Peripheral and Visceral Artery Aneurysms Flashcards
Risk factors
Smoking
HTN
Hyperlipidaemia
FH
Possible causes
Trauma
Infection
Marfan’s/EDS
Takayasu’s
Broadly speaking how will they present?
Asymptomatic and found incidentally
Symptomatic but not rupture
Symptomatic secondary to a rupture
Investigation
Best is CT angiography
MR angiography is a good alternative due to less risk of kidney damage from radiation
US duplex scans can be useful for detection and follow up.
General management
Watchful waiting with antiplatelets and statin therapy and smoking cessation
Surgical intervention that is endovascular or open depending on location and size
What are the most common peripheral artery aneurysms?
Popliteal artery (70-80%) and femoral artery aneurysms.
Why are popliteal aneurysms dangerous?
High risk of embolisation and/or occlusion
Clinical features of PopAA
Usually present symptomatically with either ALI or less commonly with intermittent claudication
Thrombosis of a popliteal aneurysm has a 50% amputation rate due to trash to the tibial vessels.
They can however also be found incidentally, from e.g. compression symptoms on the poplitea vein or peroneal nerve.
Investigations of PopAA
Ultrasound duplex scan to dx from popliteal fossa swelling like Baker’s cyst or lymphadenopathy.
Further imaging will often be via CT angiogram or MR angiogram.

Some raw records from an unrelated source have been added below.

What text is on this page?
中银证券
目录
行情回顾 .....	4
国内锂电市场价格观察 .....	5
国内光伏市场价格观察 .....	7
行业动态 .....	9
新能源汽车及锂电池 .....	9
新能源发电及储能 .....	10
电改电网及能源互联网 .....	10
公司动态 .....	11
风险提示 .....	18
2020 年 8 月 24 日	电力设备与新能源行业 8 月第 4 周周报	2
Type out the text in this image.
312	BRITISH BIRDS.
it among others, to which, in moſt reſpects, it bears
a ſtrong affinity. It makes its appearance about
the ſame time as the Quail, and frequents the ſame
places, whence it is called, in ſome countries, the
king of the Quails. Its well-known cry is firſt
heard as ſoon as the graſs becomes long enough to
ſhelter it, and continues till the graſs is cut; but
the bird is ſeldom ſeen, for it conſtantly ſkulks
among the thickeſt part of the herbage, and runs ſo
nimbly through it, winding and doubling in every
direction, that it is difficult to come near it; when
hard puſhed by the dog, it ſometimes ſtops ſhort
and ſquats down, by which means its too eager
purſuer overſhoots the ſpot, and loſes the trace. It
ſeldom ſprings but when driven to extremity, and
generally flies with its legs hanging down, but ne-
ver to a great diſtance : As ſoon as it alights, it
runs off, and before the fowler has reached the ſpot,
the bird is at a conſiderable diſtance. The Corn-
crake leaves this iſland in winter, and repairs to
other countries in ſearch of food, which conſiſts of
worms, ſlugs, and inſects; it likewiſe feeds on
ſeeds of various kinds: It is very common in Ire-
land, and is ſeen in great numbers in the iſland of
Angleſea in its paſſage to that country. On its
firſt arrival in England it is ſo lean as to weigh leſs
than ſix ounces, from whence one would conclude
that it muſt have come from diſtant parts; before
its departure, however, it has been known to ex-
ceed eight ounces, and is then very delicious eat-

When should symptomatic popliteal aneurysms be treated?
Always regardless of size due to risk of embolic events.
When should asymptomatic popAA be treated?
>2.5cm should be considered for treatment
If there is a large thrombus load a lower threshold should be considered
Surgical approaches of popAA
Endovascular repair
Surgical repair
Explain endovascular repair
Stent insertion across the aneurysm
This requires the artery above and below aneurysm to be well.
Risks of endovascular repair
Incur risks of continued aneurysm sac filling through collateral vessels and in-stent thrombosis can occur.
This is however the preferred choice in unfit patients
Explain surgical repair of popAA
Ligation of the aneurysm or resection of it with a bypass graft
The graft can be from a vein of the patient or a synthetic graft.